PARP-1 knockdown suppressed GO/G-induced autophagy. (A) Autophagy measurement by detection of the expression of p62 protein and the conversion of LC3-I to LC3-II by western blot. The MCs were treated with GO/G (60 U/L GO/5 mM G) for various times. The level of β-actin was used as a loading control. (B) Measurement of p62 protein levels and the conversion of LC3-I to LC3-II following GO/G (60 U/L GO/5 mM G) treatment with or without 3-MA pretreatment (5 mM) by western blot. β-actin was used as a loading control. (C) Detection of autophagosomes using immunostaining with LC3 antibody by confocal microscope. Cells were treated with GO/G (60 U/L GO/5 mM G) for 4 h with or without 3-MA pretreatment (5 mM).

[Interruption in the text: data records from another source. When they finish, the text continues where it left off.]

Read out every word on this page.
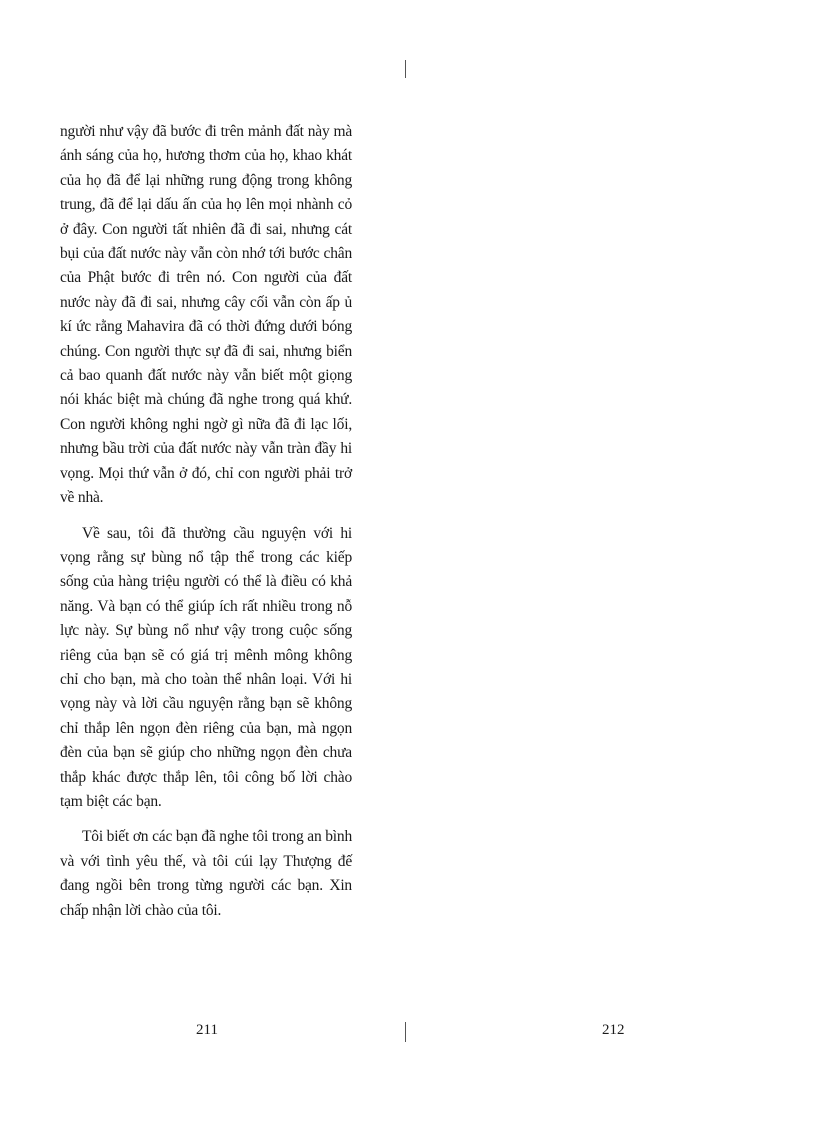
người như vậy đã bước đi trên mảnh đất này mà ánh sáng của họ, hương thơm của họ, khao khát của họ đã để lại những rung động trong không trung, đã để lại dấu ấn của họ lên mọi nhành cỏ ở đây. Con người tất nhiên đã đi sai, nhưng cát bụi của đất nước này vẫn còn nhớ tới bước chân của Phật bước đi trên nó. Con người của đất nước này đã đi sai, nhưng cây cối vẫn còn ấp ủ kí ức rằng Mahavira đã có thời đứng dưới bóng chúng. Con người thực sự đã đi sai, nhưng biển cả bao quanh đất nước này vẫn biết một giọng nói khác biệt mà chúng đã nghe trong quá khứ. Con người không nghi ngờ gì nữa đã đi lạc lối, nhưng bầu trời của đất nước này vẫn tràn đầy hi vọng. Mọi thứ vẫn ở đó, chỉ con người phải trở về nhà.

Về sau, tôi đã thường cầu nguyện với hi vọng rằng sự bùng nổ tập thể trong các kiếp sống của hàng triệu người có thể là điều có khả năng. Và bạn có thể giúp ích rất nhiều trong nỗ lực này. Sự bùng nổ như vậy trong cuộc sống riêng của bạn sẽ có giá trị mênh mông không chỉ cho bạn, mà cho toàn thể nhân loại. Với hi vọng này và lời cầu nguyện rằng bạn sẽ không chỉ thắp lên ngọn đèn riêng của bạn, mà ngọn đèn của bạn sẽ giúp cho những ngọn đèn chưa thắp khác được thắp lên, tôi công bố lời chào tạm biệt các bạn.

Tôi biết ơn các bạn đã nghe tôi trong an bình và với tình yêu thế, và tôi cúi lạy Thượng đế đang ngồi bên trong từng người các bạn. Xin chấp nhận lời chào của tôi.

211	212
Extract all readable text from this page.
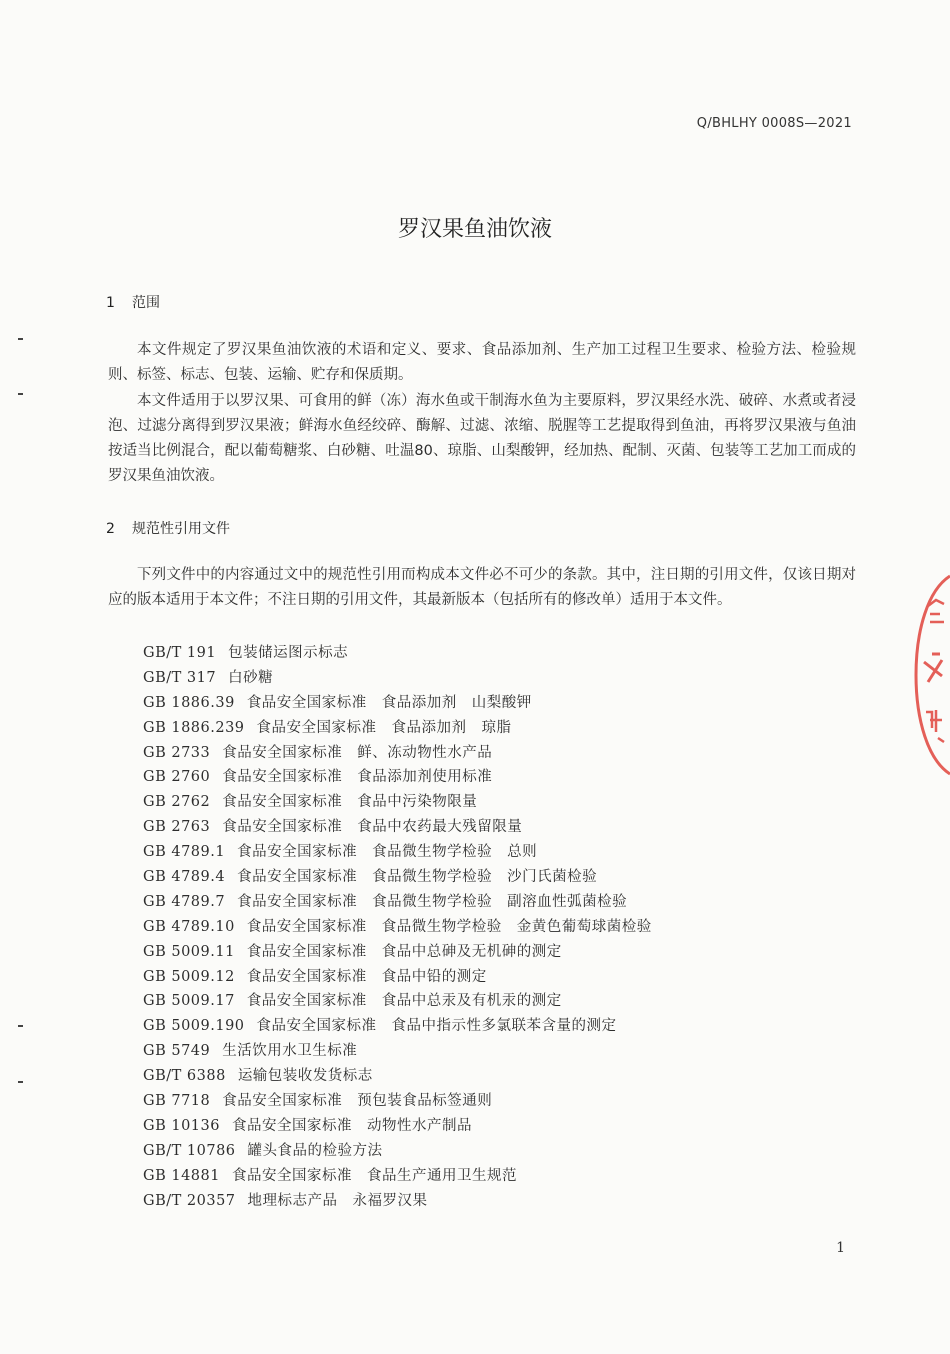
Q/BHLHY 0008S—2021
罗汉果鱼油饮液
1 范围
本文件规定了罗汉果鱼油饮液的术语和定义、要求、食品添加剂、生产加工过程卫生要求、检验方法、检验规则、标签、标志、包装、运输、贮存和保质期。
本文件适用于以罗汉果、可食用的鲜（冻）海水鱼或干制海水鱼为主要原料，罗汉果经水洗、破碎、水煮或者浸泡、过滤分离得到罗汉果液；鲜海水鱼经绞碎、酶解、过滤、浓缩、脱腥等工艺提取得到鱼油，再将罗汉果液与鱼油按适当比例混合，配以葡萄糖浆、白砂糖、吐温80、琼脂、山梨酸钾，经加热、配制、灭菌、包装等工艺加工而成的罗汉果鱼油饮液。
2 规范性引用文件
下列文件中的内容通过文中的规范性引用而构成本文件必不可少的条款。其中，注日期的引用文件，仅该日期对应的版本适用于本文件；不注日期的引用文件，其最新版本（包括所有的修改单）适用于本文件。
GB/T 191 包装储运图示标志
GB/T 317 白砂糖
GB 1886.39 食品安全国家标准　食品添加剂　山梨酸钾
GB 1886.239 食品安全国家标准　食品添加剂　琼脂
GB 2733 食品安全国家标准　鲜、冻动物性水产品
GB 2760 食品安全国家标准　食品添加剂使用标准
GB 2762 食品安全国家标准　食品中污染物限量
GB 2763 食品安全国家标准　食品中农药最大残留限量
GB 4789.1 食品安全国家标准　食品微生物学检验　总则
GB 4789.4 食品安全国家标准　食品微生物学检验　沙门氏菌检验
GB 4789.7 食品安全国家标准　食品微生物学检验　副溶血性弧菌检验
GB 4789.10 食品安全国家标准　食品微生物学检验　金黄色葡萄球菌检验
GB 5009.11 食品安全国家标准　食品中总砷及无机砷的测定
GB 5009.12 食品安全国家标准　食品中铅的测定
GB 5009.17 食品安全国家标准　食品中总汞及有机汞的测定
GB 5009.190 食品安全国家标准　食品中指示性多氯联苯含量的测定
GB 5749 生活饮用水卫生标准
GB/T 6388 运输包装收发货标志
GB 7718 食品安全国家标准　预包装食品标签通则
GB 10136 食品安全国家标准　动物性水产制品
GB/T 10786 罐头食品的检验方法
GB 14881 食品安全国家标准　食品生产通用卫生规范
GB/T 20357 地理标志产品　永福罗汉果
1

LC3 is shown in green and nuclei were stained with DAPI (blue). Scale bars: 50 µm. (D) Western blot analysis of protein levels of p62 and the conversion of LC3-I to LC3-II following GO/G treatment with or without PARP-1 knockdown. β-actin was used as a loading control. Data are expressed as mean ± S.E.M. Representative results of three experiments are shown (* P < 0.05 and ** P < 0.01).

Fig. 6

Autophagy inhibition sensitized MCs to GO/G-induced parthanatos. (A) Annexin V/PI staining and flow cytometry analysis of cell death. MCs were treated with GO/G (60 U/L GO/5 mM G) for 4 h with or without 3-MA pretreatment (5 mM). Percentages of PI positive cells are shown. (B) JC-1 staining and flow cytometry analysis of MMP. Cells were treated as above. The ratios of red/green fluorescence intensity are shown. JC-1 monomer: green; J-aggregate: red. (C) The accumulation of PAR polymer was measured by western blot. Cells were treated as above and subjected to western blot analysis. β-actin was used as a loading control. (D) The protein levels of PARP-1 and AIF in the mitochondrial, cytoplasmic and nuclear fractions of MCs were measured by western blot. Cells were treated as above and subjected to western blot analysis. COX Ⅳ was used as a mitochondrial fraction loading control. β-actin and H3 were used as cytoplasmic fraction loading control and nuclear fraction loading control respectively. Data are expressed as mean ± S.E.M. Representative results of three experiments are shown (* P < 0.05 and ** P < 0.01).